Dental implants are now the generally preferred tooth replacement treatment over partial dentures and fixed bridges. Traditional treatments either rest on your gums, as with removable dentures, or rely upon adjacent teeth to serve as anchors for fixed bridges. Dental implants are placed into the jaw bone, offering a highly successful, long-term replacement option.
a life-long solution
Despite long-term complications, these bridges and dentures are still safe and viable. Research indicates that dental implants yield better long-term results for tooth replacement. Titanium implants are surgically placed into the jaw bone, where the implant fuses with the existing natural bone in a process called osseointegration. Properly integrated implants do not slip or make embarrassing noises and are more difficult to distinguish from your natural teeth. Because they mirror tooth and root structure, implants provide stimulation for the jawbone, preventing bone loss, while their titanium composition makes them resistant to decay. These factors contribute to the long-term success of dental implants and subsequent overall oral health.
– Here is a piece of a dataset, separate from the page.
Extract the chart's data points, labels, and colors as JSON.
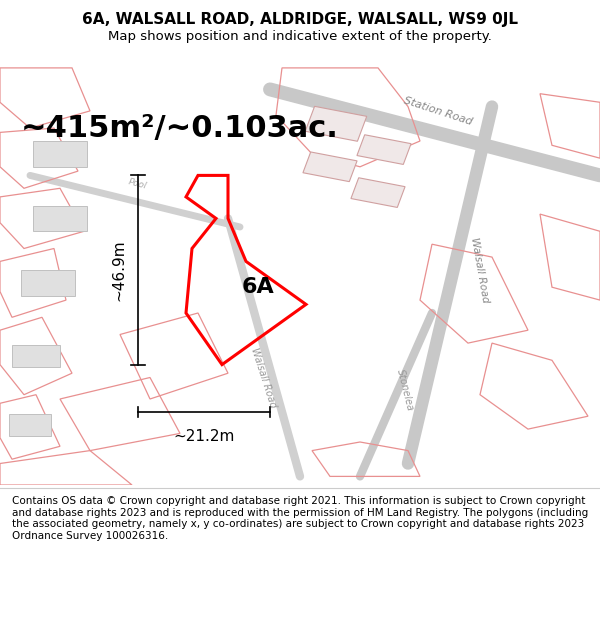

Dental implant technology has been around for over 20 years. Not only does the technology continue to develop and improve, but it has also stood the test of time! Patients who received implants in the ’80s and ’90s continue to report optimum functionality of their implants. With proper care and hygiene, dental implants are truly a life-long solution for missing teeth.
Dental technology now offers alternatives to the traditional methods of tooth replacement: dentures and fixed bridges, which are associated with increased complications over time. Removable dentures cause bone loss which impacts facial structure and can loosen or alter denture fit. Improperly fitting dentures can make embarrassing clicking sounds when eating or talking. Fixed bridges are placed by grinding down remaining adjacent teeth, also known as abutments, making these healthy teeth more susceptible to damage.
Did you know?
An estimated 69% of adults ages 35-44 have lost a minimum of one tooth to either injury, decay, or gum disease.
By age 74, 26% of adults have lost all of their permanent teeth.